息子は、「当たり前のことが当たり前であるありがたさ」「勉強ができるありがたさ」を再認識しながら、高校2年生になった。
徐々に、大学受験に対する勉強が本格化していった。受験勉強に対して親のできることは少ない。母親は生活のサポートなど協力できることがあるが、父親にできることはほとんどない。でも、私の経験したことのない大学受験という困難に立ち向かう息子を応援したい。
私は、目の前のゴミを拾った。目の前のゴミを拾うことが息子の応援になるのかはわからなかった。でも、ほかに私のできることはなかった。ただ、目の前のゴミを拾い続けた。
友人とともに、毎月一度だけだが駅のトイレ掃除も始めた。ゴミを拾うこと、駅のトイレを掃除することが、私の習慣になった。
息子曰く、「自分の勉強方法が正しいのか、力がついているのか不安だ」という高校3年生の秋、私は、「自分が風邪を引いてはいけない」という緊張感にも襲われていた。さらに、「自転車で通学すること」と条件を付けたにもかかわらず、息子が自転車で通学することが不安になっていた。
「母さんに学校へ送ってもらいな」という言葉が何度も出かかったが、言葉に出す勇気はなかった。「今まで通り、普段通り」と、呪文のように繰り返した。大学受験すべてのことがはじめてで、不安で不安で仕方がなかった。

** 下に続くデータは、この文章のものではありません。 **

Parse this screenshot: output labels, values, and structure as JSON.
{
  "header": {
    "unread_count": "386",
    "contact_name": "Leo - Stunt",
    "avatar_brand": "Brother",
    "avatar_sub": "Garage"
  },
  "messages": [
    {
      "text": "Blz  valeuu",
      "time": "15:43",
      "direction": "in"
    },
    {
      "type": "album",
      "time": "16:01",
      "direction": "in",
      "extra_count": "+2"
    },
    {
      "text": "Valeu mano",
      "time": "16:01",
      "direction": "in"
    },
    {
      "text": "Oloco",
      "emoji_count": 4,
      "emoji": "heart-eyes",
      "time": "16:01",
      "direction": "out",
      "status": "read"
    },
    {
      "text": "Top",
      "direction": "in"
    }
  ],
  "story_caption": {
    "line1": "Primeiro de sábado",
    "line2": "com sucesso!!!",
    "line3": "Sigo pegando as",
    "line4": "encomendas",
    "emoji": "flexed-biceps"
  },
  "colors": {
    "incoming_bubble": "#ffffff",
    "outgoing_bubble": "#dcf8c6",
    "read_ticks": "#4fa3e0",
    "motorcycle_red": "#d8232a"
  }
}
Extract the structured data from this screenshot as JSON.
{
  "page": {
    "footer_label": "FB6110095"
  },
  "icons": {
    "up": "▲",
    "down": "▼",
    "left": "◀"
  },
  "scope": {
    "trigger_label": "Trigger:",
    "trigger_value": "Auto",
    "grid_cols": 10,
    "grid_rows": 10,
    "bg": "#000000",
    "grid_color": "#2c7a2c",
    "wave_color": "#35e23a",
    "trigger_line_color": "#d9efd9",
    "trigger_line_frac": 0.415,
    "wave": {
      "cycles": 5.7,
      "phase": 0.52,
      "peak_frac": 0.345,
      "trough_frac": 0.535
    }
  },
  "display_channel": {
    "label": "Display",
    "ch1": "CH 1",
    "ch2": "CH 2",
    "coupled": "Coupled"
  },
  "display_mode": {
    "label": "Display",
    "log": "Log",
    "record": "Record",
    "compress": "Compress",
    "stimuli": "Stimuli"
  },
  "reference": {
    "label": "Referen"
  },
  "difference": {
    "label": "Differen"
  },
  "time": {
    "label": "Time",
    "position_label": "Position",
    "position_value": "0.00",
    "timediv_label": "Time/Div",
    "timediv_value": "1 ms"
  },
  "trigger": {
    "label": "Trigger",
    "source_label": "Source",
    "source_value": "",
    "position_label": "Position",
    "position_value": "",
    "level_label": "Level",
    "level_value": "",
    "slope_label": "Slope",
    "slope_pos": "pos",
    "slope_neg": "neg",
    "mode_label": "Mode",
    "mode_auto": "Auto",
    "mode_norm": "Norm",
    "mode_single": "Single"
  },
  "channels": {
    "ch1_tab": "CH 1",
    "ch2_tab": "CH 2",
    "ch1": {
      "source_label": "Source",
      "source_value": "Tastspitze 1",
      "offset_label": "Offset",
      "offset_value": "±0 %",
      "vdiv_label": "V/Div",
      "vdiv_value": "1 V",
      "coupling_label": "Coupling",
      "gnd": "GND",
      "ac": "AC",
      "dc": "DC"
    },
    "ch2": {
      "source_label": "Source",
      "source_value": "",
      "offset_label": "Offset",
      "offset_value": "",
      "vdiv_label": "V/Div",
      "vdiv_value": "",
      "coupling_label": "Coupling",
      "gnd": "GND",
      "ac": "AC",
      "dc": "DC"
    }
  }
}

センター試験を終えた息子の表情は硬かった。私は不用意な言葉を息子にかけてしまった。息子は、表情をこわばらせながら私に言い返した。そして、私は黙った。
翌日も息子にかける言葉を選ばなければならなかったが、息子は翌日も「今まで通り、普段通り」学校へ出かけた。妻はいつものように、笑顔で息子を送り出した。
私は安心した。ただ、見守った。
二次試験前日、私たち家族は、高速バスで東京へ向かった。
バス停から少し離れた駐車場に自動車を停めた私たちは、強風の中、スーツケースを引きずりながら、バス停へ歩いた。交差点を横断しバス停が見えたとき、強風にあおられて空き缶が転がってきた。
私の両手は荷物でふさがっていた。「あっ」と思った瞬間、私のすぐ後ろを歩いていた息子がその缶を拾い上げ、数十メートル離れたバス停の脇のゴミ箱へその空き缶を捨てた。
息子のその姿を見た瞬間、涙があふれた。
そして、こう確信できた。
「私の子育ては間違っていなかった」
お店の女の子に学ぶことは多い。
面接も含めると、今まで一〇〇〇人以上の女の子たちと接してきた。